“You’re off! But there aren’t many nicer girls than Inza.”
When Dashleigh fell asleep, his dreams placed him in a cab, in which, throughout the remainder of the night, he pursued Mrs. Whitlock, of Whitney Avenue, with the relentlessness of a detective, suddenly to find her standing before him in the person of his instructor in mathematics, who naively assured him that what he had really been searching for was the elusive.
“Get up!” came in the voice of Dick Starbright. “You’re flouncing there like a fish.”
“Is it morning?” Bert asked, suddenly rousing.
“Yes, and a beautiful day. A better one for that hockey-match this afternoon couldn’t have been made to order!”
CHAPTER XX
FRANK MERRIWELL’S DILEMMA.
When Starbright and Dashleigh appeared on the campus they were greeted with a sensation. Dion Santenel was no longer a prisoner. He had escaped from the jail the previous evening.
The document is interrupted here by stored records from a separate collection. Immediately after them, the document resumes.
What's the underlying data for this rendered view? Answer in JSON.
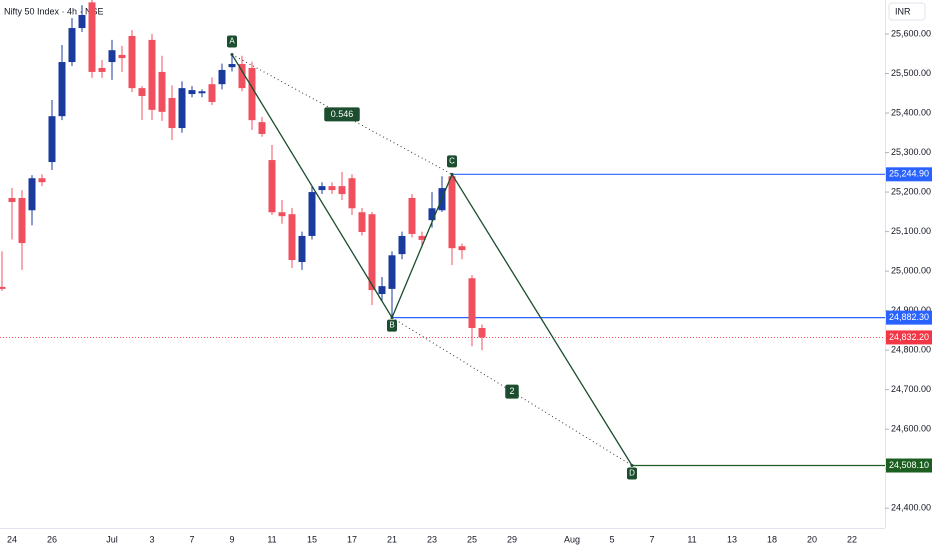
{
  "chart_data": {
    "type": "candlestick",
    "title": "Nifty 50 Index · 4h · NSE",
    "currency": "INR",
    "categories": [
      null,
      "24",
      null,
      null,
      null,
      "26",
      null,
      null,
      null,
      null,
      null,
      "Jul",
      null,
      null,
      null,
      "3",
      null,
      null,
      null,
      "7",
      null,
      null,
      null,
      "9",
      null,
      null,
      null,
      "11",
      null,
      null,
      null,
      "15",
      null,
      null,
      null,
      "17",
      null,
      null,
      null,
      "21",
      null,
      null,
      null,
      "23",
      null,
      null,
      null,
      "25",
      null,
      null,
      null,
      "29",
      null,
      null,
      null,
      null,
      null,
      "Aug",
      null,
      null,
      null,
      "5",
      null,
      null,
      null,
      "7",
      null,
      null,
      null,
      "11",
      null,
      null,
      null,
      "13",
      null,
      null,
      null,
      "18",
      null,
      null,
      null,
      "20",
      null,
      null,
      null,
      "22",
      null,
      null
    ],
    "open": [
      24960,
      25185,
      25185,
      25154,
      25235,
      25276,
      25392,
      25529,
      25615,
      25680,
      25514,
      25529,
      25547,
      25595,
      25463,
      25585,
      25504,
      25438,
      25362,
      25448,
      25450,
      25473,
      25473,
      25516,
      25524,
      25514,
      25377,
      25281,
      25149,
      25144,
      25023,
      25089,
      25205,
      25215,
      25215,
      25235,
      25149,
      25144,
      24942,
      24955,
      25043,
      25185,
      25089,
      25129,
      25154,
      25240,
      25063,
      24982,
      24856,
      null,
      null,
      null,
      null,
      null,
      null,
      null,
      null,
      null,
      null,
      null,
      null,
      null,
      null,
      null,
      null,
      null,
      null,
      null,
      null,
      null,
      null,
      null,
      null,
      null,
      null,
      null,
      null,
      null,
      null,
      null,
      null,
      null,
      null,
      null,
      null,
      null,
      null,
      null
    ],
    "high": [
      25050,
      25210,
      25205,
      25243,
      25245,
      25433,
      25572,
      25640,
      25673,
      25686,
      25534,
      25585,
      25570,
      25610,
      25468,
      25600,
      25545,
      25470,
      25480,
      25468,
      25460,
      25490,
      25525,
      25548,
      25545,
      25530,
      25390,
      25319,
      25180,
      25160,
      25100,
      25215,
      25225,
      25225,
      25251,
      25245,
      25160,
      25150,
      24985,
      25050,
      25100,
      25195,
      25100,
      25200,
      25240,
      25245,
      25070,
      24990,
      24865,
      null,
      null,
      null,
      null,
      null,
      null,
      null,
      null,
      null,
      null,
      null,
      null,
      null,
      null,
      null,
      null,
      null,
      null,
      null,
      null,
      null,
      null,
      null,
      null,
      null,
      null,
      null,
      null,
      null,
      null,
      null,
      null,
      null,
      null,
      null,
      null,
      null,
      null,
      null
    ],
    "low": [
      24950,
      25080,
      25003,
      25116,
      25215,
      25256,
      25382,
      25519,
      25605,
      25489,
      25489,
      25484,
      25504,
      25453,
      25382,
      25382,
      25380,
      25332,
      25350,
      25440,
      25440,
      25420,
      25460,
      25505,
      25455,
      25357,
      25340,
      25142,
      25120,
      25008,
      25003,
      25080,
      25195,
      25195,
      25180,
      25142,
      25090,
      24914,
      24925,
      24882,
      25030,
      25085,
      25060,
      25110,
      25150,
      25015,
      25030,
      24810,
      24800,
      null,
      null,
      null,
      null,
      null,
      null,
      null,
      null,
      null,
      null,
      null,
      null,
      null,
      null,
      null,
      null,
      null,
      null,
      null,
      null,
      null,
      null,
      null,
      null,
      null,
      null,
      null,
      null,
      null,
      null,
      null,
      null,
      null,
      null,
      null,
      null,
      null,
      null,
      null
    ],
    "close": [
      24955,
      25175,
      25071,
      25235,
      25225,
      25392,
      25529,
      25615,
      25648,
      25504,
      25504,
      25559,
      25539,
      25463,
      25443,
      25408,
      25403,
      25362,
      25463,
      25458,
      25455,
      25428,
      25509,
      25524,
      25463,
      25382,
      25347,
      25149,
      25139,
      25028,
      25089,
      25200,
      25215,
      25205,
      25195,
      25159,
      25099,
      24952,
      24962,
      25040,
      25089,
      25094,
      25079,
      25159,
      25210,
      25058,
      25053,
      24856,
      24832.2,
      null,
      null,
      null,
      null,
      null,
      null,
      null,
      null,
      null,
      null,
      null,
      null,
      null,
      null,
      null,
      null,
      null,
      null,
      null,
      null,
      null,
      null,
      null,
      null,
      null,
      null,
      null,
      null,
      null,
      null,
      null,
      null,
      null,
      null,
      null,
      null,
      null,
      null,
      null
    ],
    "colors": {
      "up": "#1a3a9c",
      "down": "#f0505e"
    },
    "ylim": [
      24350,
      25686
    ],
    "yticks": [
      {
        "value": 24400,
        "label": "24,400.00"
      },
      {
        "value": 24500,
        "label": "24,500.00"
      },
      {
        "value": 24600,
        "label": "24,600.00"
      },
      {
        "value": 24700,
        "label": "24,700.00"
      },
      {
        "value": 24800,
        "label": "24,800.00"
      },
      {
        "value": 24900,
        "label": "24,900.00"
      },
      {
        "value": 25000,
        "label": "25,000.00"
      },
      {
        "value": 25100,
        "label": "25,100.00"
      },
      {
        "value": 25200,
        "label": "25,200.00"
      },
      {
        "value": 25300,
        "label": "25,300.00"
      },
      {
        "value": 25400,
        "label": "25,400.00"
      },
      {
        "value": 25500,
        "label": "25,500.00"
      },
      {
        "value": 25600,
        "label": "25,600.00"
      }
    ],
    "grid": false,
    "levels": [
      {
        "value": 25244.9,
        "label": "25,244.90",
        "color": "#2962ff",
        "style": "solid"
      },
      {
        "value": 24882.3,
        "label": "24,882.30",
        "color": "#2962ff",
        "style": "solid"
      },
      {
        "value": 24832.2,
        "label": "24,832.20",
        "color": "#f23645",
        "style": "dotted"
      },
      {
        "value": 24508.1,
        "label": "24,508.10",
        "color": "#1b5e20",
        "style": "solid"
      }
    ],
    "pattern": {
      "color": "#1b4d2e",
      "points": [
        {
          "label": "A",
          "x": 23,
          "value": 25548
        },
        {
          "label": "B",
          "x": 39,
          "value": 24882.3
        },
        {
          "label": "C",
          "x": 45,
          "value": 25244.9
        },
        {
          "label": "D",
          "x": 63,
          "value": 24508.1
        }
      ],
      "ratios": [
        {
          "label": "0.546"
        },
        {
          "label": "2"
        }
      ]
    }
  }
}
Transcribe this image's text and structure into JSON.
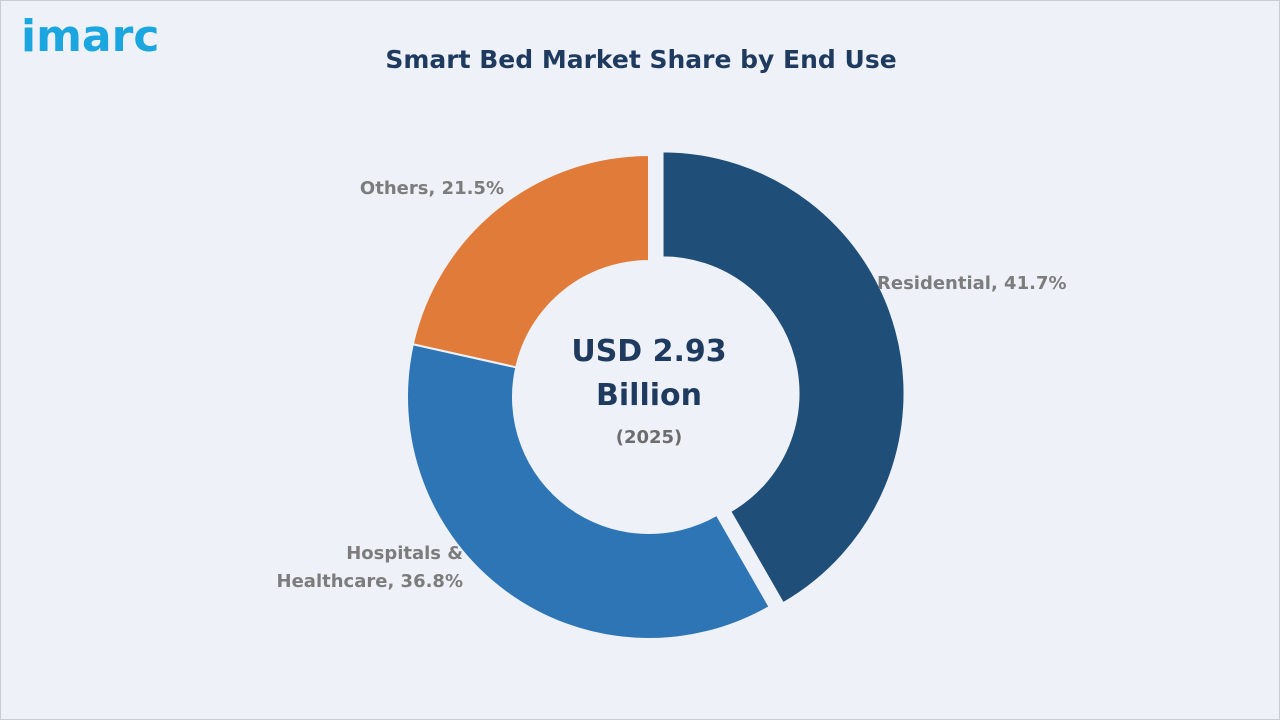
{
  "brand": {
    "logo_text": "imarc",
    "logo_color": "#1ba6e0"
  },
  "chart_data": {
    "type": "pie",
    "title": "Smart Bed Market Share by End Use",
    "center_text": {
      "line1": "USD 2.93",
      "line2": "Billion",
      "line3": "(2025)"
    },
    "slices": [
      {
        "label": "Residential",
        "value": 41.7,
        "color": "#1f4e79",
        "display": [
          "Residential, 41.7%"
        ],
        "exploded": true
      },
      {
        "label": "Hospitals & Healthcare",
        "value": 36.8,
        "color": "#2e75b6",
        "display": [
          "Hospitals &",
          "Healthcare, 36.8%"
        ],
        "exploded": false
      },
      {
        "label": "Others",
        "value": 21.5,
        "color": "#e07b39",
        "display": [
          "Others, 21.5%"
        ],
        "exploded": false
      }
    ],
    "legend": "none",
    "style": "donut"
  }
}
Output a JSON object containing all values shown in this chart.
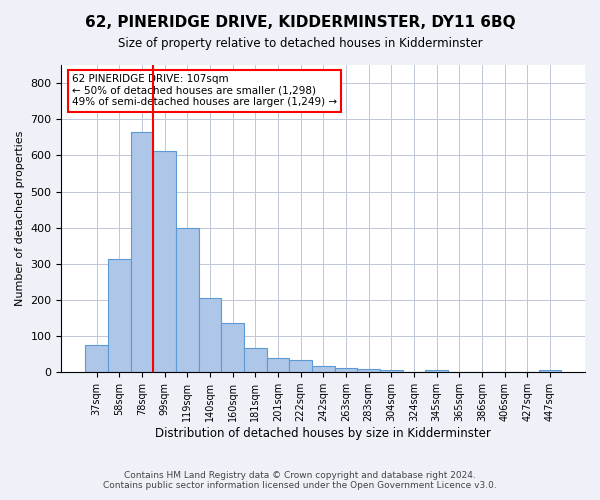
{
  "title": "62, PINERIDGE DRIVE, KIDDERMINSTER, DY11 6BQ",
  "subtitle": "Size of property relative to detached houses in Kidderminster",
  "xlabel": "Distribution of detached houses by size in Kidderminster",
  "ylabel": "Number of detached properties",
  "categories": [
    "37sqm",
    "58sqm",
    "78sqm",
    "99sqm",
    "119sqm",
    "140sqm",
    "160sqm",
    "181sqm",
    "201sqm",
    "222sqm",
    "242sqm",
    "263sqm",
    "283sqm",
    "304sqm",
    "324sqm",
    "345sqm",
    "365sqm",
    "386sqm",
    "406sqm",
    "427sqm",
    "447sqm"
  ],
  "values": [
    75,
    312,
    665,
    612,
    400,
    205,
    135,
    68,
    40,
    33,
    18,
    13,
    10,
    5,
    0,
    7,
    0,
    0,
    0,
    0,
    7
  ],
  "bar_color": "#aec6e8",
  "bar_edge_color": "#5b9bd5",
  "red_line_x": 2.5,
  "annotation_lines": [
    "62 PINERIDGE DRIVE: 107sqm",
    "← 50% of detached houses are smaller (1,298)",
    "49% of semi-detached houses are larger (1,249) →"
  ],
  "footer_line1": "Contains HM Land Registry data © Crown copyright and database right 2024.",
  "footer_line2": "Contains public sector information licensed under the Open Government Licence v3.0.",
  "ylim": [
    0,
    850
  ],
  "yticks": [
    0,
    100,
    200,
    300,
    400,
    500,
    600,
    700,
    800
  ],
  "background_color": "#eef2f8",
  "plot_bg_color": "#ffffff",
  "grid_color": "#c0c8d8"
}
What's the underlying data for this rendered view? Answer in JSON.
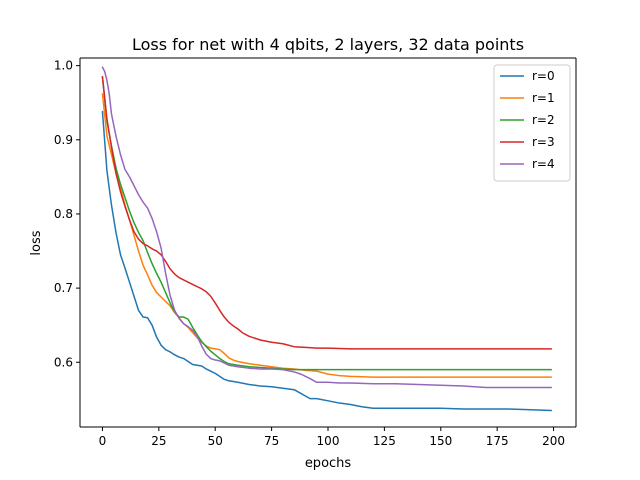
{
  "chart_data": {
    "type": "line",
    "title": "Loss for net with 4 qbits, 2 layers, 32 data points",
    "xlabel": "epochs",
    "ylabel": "loss",
    "xlim": [
      -9.95,
      209.95
    ],
    "ylim": [
      0.5127,
      1.0103
    ],
    "xticks": [
      0,
      25,
      50,
      75,
      100,
      125,
      150,
      175,
      200
    ],
    "yticks": [
      0.6,
      0.7,
      0.8,
      0.9,
      1.0
    ],
    "ytick_labels": [
      "0.6",
      "0.7",
      "0.8",
      "0.9",
      "1.0"
    ],
    "grid": false,
    "legend_position": "upper right",
    "series": [
      {
        "name": "r=0",
        "color": "#1f77b4",
        "x": [
          0,
          2,
          4,
          6,
          8,
          10,
          12,
          14,
          16,
          18,
          20,
          22,
          24,
          26,
          28,
          30,
          32,
          34,
          36,
          38,
          40,
          42,
          44,
          46,
          48,
          50,
          52,
          54,
          56,
          58,
          60,
          65,
          70,
          75,
          80,
          85,
          88,
          92,
          95,
          100,
          105,
          110,
          115,
          120,
          125,
          130,
          140,
          150,
          160,
          170,
          180,
          190,
          199
        ],
        "y": [
          0.938,
          0.858,
          0.812,
          0.775,
          0.745,
          0.727,
          0.708,
          0.689,
          0.67,
          0.661,
          0.66,
          0.65,
          0.634,
          0.623,
          0.617,
          0.614,
          0.61,
          0.607,
          0.605,
          0.601,
          0.597,
          0.596,
          0.595,
          0.591,
          0.588,
          0.585,
          0.581,
          0.577,
          0.575,
          0.574,
          0.573,
          0.57,
          0.568,
          0.567,
          0.565,
          0.563,
          0.558,
          0.551,
          0.551,
          0.548,
          0.545,
          0.543,
          0.54,
          0.538,
          0.538,
          0.538,
          0.538,
          0.538,
          0.537,
          0.537,
          0.537,
          0.536,
          0.535
        ]
      },
      {
        "name": "r=1",
        "color": "#ff7f0e",
        "x": [
          0,
          2,
          4,
          6,
          8,
          10,
          12,
          14,
          16,
          18,
          20,
          22,
          24,
          26,
          28,
          30,
          32,
          34,
          36,
          38,
          40,
          42,
          44,
          46,
          48,
          50,
          52,
          54,
          56,
          58,
          60,
          65,
          70,
          75,
          80,
          85,
          90,
          95,
          100,
          105,
          110,
          120,
          130,
          140,
          150,
          160,
          170,
          180,
          190,
          199
        ],
        "y": [
          0.962,
          0.905,
          0.88,
          0.855,
          0.835,
          0.812,
          0.792,
          0.771,
          0.75,
          0.731,
          0.718,
          0.704,
          0.694,
          0.688,
          0.682,
          0.676,
          0.667,
          0.66,
          0.652,
          0.647,
          0.64,
          0.633,
          0.627,
          0.622,
          0.619,
          0.618,
          0.617,
          0.612,
          0.606,
          0.603,
          0.601,
          0.598,
          0.596,
          0.594,
          0.592,
          0.591,
          0.589,
          0.588,
          0.584,
          0.582,
          0.581,
          0.58,
          0.58,
          0.58,
          0.58,
          0.58,
          0.58,
          0.58,
          0.58,
          0.58
        ]
      },
      {
        "name": "r=2",
        "color": "#2ca02c",
        "x": [
          0,
          2,
          4,
          6,
          8,
          10,
          12,
          14,
          16,
          18,
          20,
          22,
          24,
          26,
          28,
          30,
          32,
          34,
          36,
          38,
          40,
          42,
          44,
          46,
          48,
          50,
          52,
          54,
          56,
          58,
          60,
          65,
          70,
          75,
          80,
          85,
          90,
          100,
          110,
          120,
          130,
          140,
          150,
          160,
          170,
          180,
          190,
          199
        ],
        "y": [
          0.985,
          0.925,
          0.892,
          0.862,
          0.84,
          0.822,
          0.804,
          0.788,
          0.775,
          0.764,
          0.748,
          0.733,
          0.72,
          0.708,
          0.694,
          0.68,
          0.668,
          0.661,
          0.661,
          0.658,
          0.647,
          0.637,
          0.628,
          0.621,
          0.615,
          0.61,
          0.605,
          0.601,
          0.598,
          0.597,
          0.596,
          0.594,
          0.593,
          0.592,
          0.591,
          0.59,
          0.59,
          0.59,
          0.59,
          0.59,
          0.59,
          0.59,
          0.59,
          0.59,
          0.59,
          0.59,
          0.59,
          0.59
        ]
      },
      {
        "name": "r=3",
        "color": "#d62728",
        "x": [
          0,
          2,
          4,
          6,
          8,
          10,
          12,
          14,
          16,
          18,
          20,
          22,
          24,
          26,
          28,
          30,
          32,
          34,
          36,
          38,
          40,
          42,
          44,
          46,
          48,
          50,
          52,
          54,
          56,
          58,
          60,
          62,
          65,
          70,
          75,
          80,
          85,
          90,
          95,
          100,
          110,
          120,
          130,
          140,
          150,
          160,
          170,
          180,
          190,
          199
        ],
        "y": [
          0.985,
          0.928,
          0.89,
          0.855,
          0.83,
          0.81,
          0.792,
          0.776,
          0.766,
          0.76,
          0.757,
          0.753,
          0.75,
          0.745,
          0.736,
          0.726,
          0.719,
          0.714,
          0.711,
          0.708,
          0.705,
          0.702,
          0.699,
          0.695,
          0.689,
          0.68,
          0.67,
          0.661,
          0.654,
          0.649,
          0.645,
          0.64,
          0.635,
          0.63,
          0.627,
          0.625,
          0.621,
          0.62,
          0.619,
          0.619,
          0.618,
          0.618,
          0.618,
          0.618,
          0.618,
          0.618,
          0.618,
          0.618,
          0.618,
          0.618
        ]
      },
      {
        "name": "r=4",
        "color": "#9467bd",
        "x": [
          0,
          1,
          2,
          3,
          4,
          6,
          8,
          10,
          12,
          14,
          16,
          18,
          20,
          22,
          24,
          26,
          28,
          30,
          32,
          34,
          36,
          38,
          40,
          42,
          44,
          46,
          48,
          50,
          52,
          54,
          56,
          58,
          60,
          65,
          70,
          75,
          80,
          85,
          88,
          92,
          95,
          100,
          105,
          110,
          120,
          130,
          140,
          150,
          160,
          170,
          180,
          190,
          199
        ],
        "y": [
          0.998,
          0.992,
          0.98,
          0.962,
          0.935,
          0.905,
          0.88,
          0.86,
          0.85,
          0.838,
          0.826,
          0.816,
          0.808,
          0.794,
          0.776,
          0.754,
          0.72,
          0.69,
          0.67,
          0.659,
          0.652,
          0.648,
          0.643,
          0.635,
          0.622,
          0.611,
          0.605,
          0.603,
          0.602,
          0.599,
          0.596,
          0.595,
          0.594,
          0.592,
          0.591,
          0.591,
          0.59,
          0.587,
          0.584,
          0.578,
          0.573,
          0.573,
          0.572,
          0.572,
          0.571,
          0.571,
          0.57,
          0.569,
          0.568,
          0.566,
          0.566,
          0.566,
          0.566
        ]
      }
    ]
  }
}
Merriwell, Browning, and Hodge were talking about it over by the senior fence; and though the mass of the students had no knowledge that Dade Morgan was in any way connected with the man who had been placed in jail by Merriwell, the escape of the prisoner was being discussed by little knots of Yale men gathered here and there.
“Will it interfere with the hockey-match this afternoon?” Bert asked.